Hektik, Hoffnung und Entscheidungen
Mein Mann hatte einen Schlaganfall. Eines Morgens wunderte ich mich, warum er so lange im Bad brauchte. Ich sah nach und fand ihn bewusstlos auf dem Boden liegend. Zum Glück hatten wir für den Notfall die Nummer des Rettungsdienstes im Telefon gespeichert. Alles ging sehr schnell, der Krankenwagen kam und ich fuhr mit ihm ins Krankenhaus.
Dort stellte sich schnell heraus: Es war ein schwerer Schlaganfall. Er musste beatmet werden, vielleicht war sogar eine Operation nötig. Der Arzt bereitete mich so schonend wie möglich darauf vor, dass mein Mann, sollte er überleben, nicht mehr der Alte sein würde. Mein Mann würde ein Pflegefall werden. Ob es eine Patientenverfügung gäbe, fragte der Arzt.
Keine Patientenverfügung
Nein, er hatte keine Patientenverfügung. Wir haben nie darüber nachgedacht. Mein Mann und ich hatten gemeinsam ein Elektrogeschäft. Deshalb hatten wir uns gegenseitig eine Generalvollmacht erteilt. Wir dachten, das würde reichen. Nun sollte ich entscheiden, wie es mit meinem Mann weitergeht. Ich zitterte vor Angst und Aufregung. Schließlich hatte ich mich so weit beruhigt, dass ich meine Kinder anrufen konnte.
So saßen wir schließlich zu Hause um den großen Küchentisch. Die Kinder hatten Pizza und Salat mitgebracht. Erst jetzt fiel mir auf, dass ich seit dem Frühstück nichts mehr gegessen hatte. Inzwischen war es vier Uhr nachmittags. Der Arzt erwartete von mir, von uns Angehörigen, eine Entscheidung. „Was würde ihr Mann sich wünschen, hat er sich früher dazu geäußert?“ Wir können ihren Mann nicht mehr fragen, hatte der Arzt gesagt.
Wir quälten uns mit der Entscheidung.

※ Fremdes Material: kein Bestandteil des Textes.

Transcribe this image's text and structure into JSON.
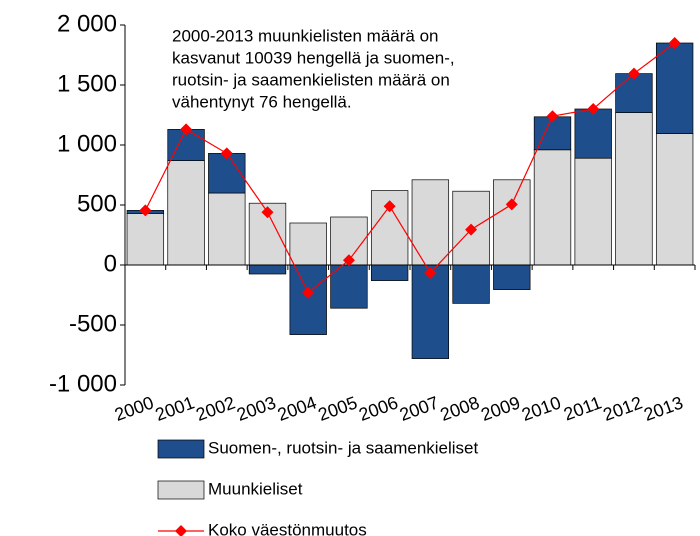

Die Kinder blieben über Nacht. Doch am nächsten Morgen war es nicht besser. Wir konnten und wollten die Entscheidung nicht treffen. Schließlich nahm mein Sohn die Sache in die Hand. „Es ist, wie es ist. Wir können und wollen nicht über Leben und Tod von Papa entscheiden. Also müssen das die Ärzte tun.“ Er rief im Krankenhaus an und bat um ein Gespräch, möglichst noch im Laufe des Tages. Wir fuhren gemeinsam ins Krankenhaus und fragten den Arzt, was er als Fachmann für das Richtige hält. Er sprach deutlich aus, was er am Tag vorher schon zu mir gesagt hatte, was ich aber in der ganzen Aufregung nicht begreifen konnte. Mein Mann würde wohl nicht mehr zu Bewusstsein kommen und nur durch künstliche Beatmung am Leben erhalten werden können. Das Gehirn sei so stark geschädigt, dass er eine Operation nicht für sinnvoll halte. Er riet uns, abzuwarten, wie sich der Zustand meines Mannes entwickeln würde.
Fünf Tage später rief das Krankenhaus früh am Morgen an und teilte mir mit, dass mein Mann in der Nacht verstorben ist.
Klara S. ist 72 Jahre alt, als sie ihren Mann durch einen Schlaganfall verliert.